By distributing data across multiple partitions, you decrease the amount of data that needs to be scanned at query time, which reduces the overall query response time.

For example, if you always filter your data by country, you can use the country dimension to partition your data. This improves the query performance because Polaris only needs to scan the rows related to the country filter.

Time partitioning

Polaris partitions datasets by timestamp based on the time partitioning granularity you select.

You set the partitioning in the Map source to table step of an ingestion job. To change the time partitioning for an existing table, go to the table view and click Manage > Edit table. Click Partitioning from the menu bar to update the table's partitioning settings.

You can partition your data by the following time periods:

  • Hour
  • Day
  • Month
  • Year
  • All (group all data into a single bucket)

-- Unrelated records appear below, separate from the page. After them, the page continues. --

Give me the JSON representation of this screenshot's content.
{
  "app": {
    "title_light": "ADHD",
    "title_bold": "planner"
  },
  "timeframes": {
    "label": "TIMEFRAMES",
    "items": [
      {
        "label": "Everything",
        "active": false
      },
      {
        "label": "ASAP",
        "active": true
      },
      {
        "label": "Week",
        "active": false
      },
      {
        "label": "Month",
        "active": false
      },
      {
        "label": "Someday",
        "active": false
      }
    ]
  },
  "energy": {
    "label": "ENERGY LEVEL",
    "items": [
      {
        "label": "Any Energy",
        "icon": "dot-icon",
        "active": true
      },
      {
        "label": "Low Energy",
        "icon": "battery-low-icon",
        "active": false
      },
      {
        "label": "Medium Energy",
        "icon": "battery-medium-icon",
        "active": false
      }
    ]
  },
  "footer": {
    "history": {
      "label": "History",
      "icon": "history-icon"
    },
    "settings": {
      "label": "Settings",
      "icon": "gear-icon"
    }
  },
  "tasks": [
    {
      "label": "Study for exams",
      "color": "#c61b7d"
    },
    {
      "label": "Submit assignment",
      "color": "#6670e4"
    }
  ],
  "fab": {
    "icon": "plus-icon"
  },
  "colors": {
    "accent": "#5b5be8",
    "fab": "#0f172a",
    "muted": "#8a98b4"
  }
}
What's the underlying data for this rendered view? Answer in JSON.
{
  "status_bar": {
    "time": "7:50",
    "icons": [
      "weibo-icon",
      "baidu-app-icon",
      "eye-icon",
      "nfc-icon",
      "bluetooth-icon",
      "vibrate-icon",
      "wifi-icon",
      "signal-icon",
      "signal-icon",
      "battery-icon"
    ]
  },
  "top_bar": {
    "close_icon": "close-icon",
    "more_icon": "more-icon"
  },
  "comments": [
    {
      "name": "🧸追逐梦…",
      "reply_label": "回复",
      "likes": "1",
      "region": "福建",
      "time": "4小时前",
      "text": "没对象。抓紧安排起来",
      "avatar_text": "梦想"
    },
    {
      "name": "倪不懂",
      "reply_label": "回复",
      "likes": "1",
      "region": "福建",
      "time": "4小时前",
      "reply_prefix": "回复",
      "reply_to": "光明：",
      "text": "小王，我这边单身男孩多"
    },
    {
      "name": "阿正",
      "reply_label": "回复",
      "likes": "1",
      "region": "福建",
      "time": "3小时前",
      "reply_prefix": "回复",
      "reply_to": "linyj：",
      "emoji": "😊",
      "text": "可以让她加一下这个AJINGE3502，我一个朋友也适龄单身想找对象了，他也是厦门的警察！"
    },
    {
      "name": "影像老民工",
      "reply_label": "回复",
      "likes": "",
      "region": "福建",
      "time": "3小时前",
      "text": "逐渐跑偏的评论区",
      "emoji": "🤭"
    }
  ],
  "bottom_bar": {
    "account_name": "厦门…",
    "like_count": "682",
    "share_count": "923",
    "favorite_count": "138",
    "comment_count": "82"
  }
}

By default, time partitioning is set to day, which is sufficient for most applications. Depending on the use case and the size of your dataset, you may benefit from a finer or a coarser setting. For example:

  • For highly aggregated datasets, where a single day contains less than one million rows, a coarser time partitioning may be appropriate.
  • For datasets with finer granularity timestamps where queries often run on smaller intervals within a singe day, a finer time partitioning may be more suitable.

Relation to rollup

When using partitioning with rollup, partitioning time granularity must be coarser than or equal to the rollup granularity.

Generally, fine-tuning clustering and rollup is more impactful on performance than using time partitioning alone.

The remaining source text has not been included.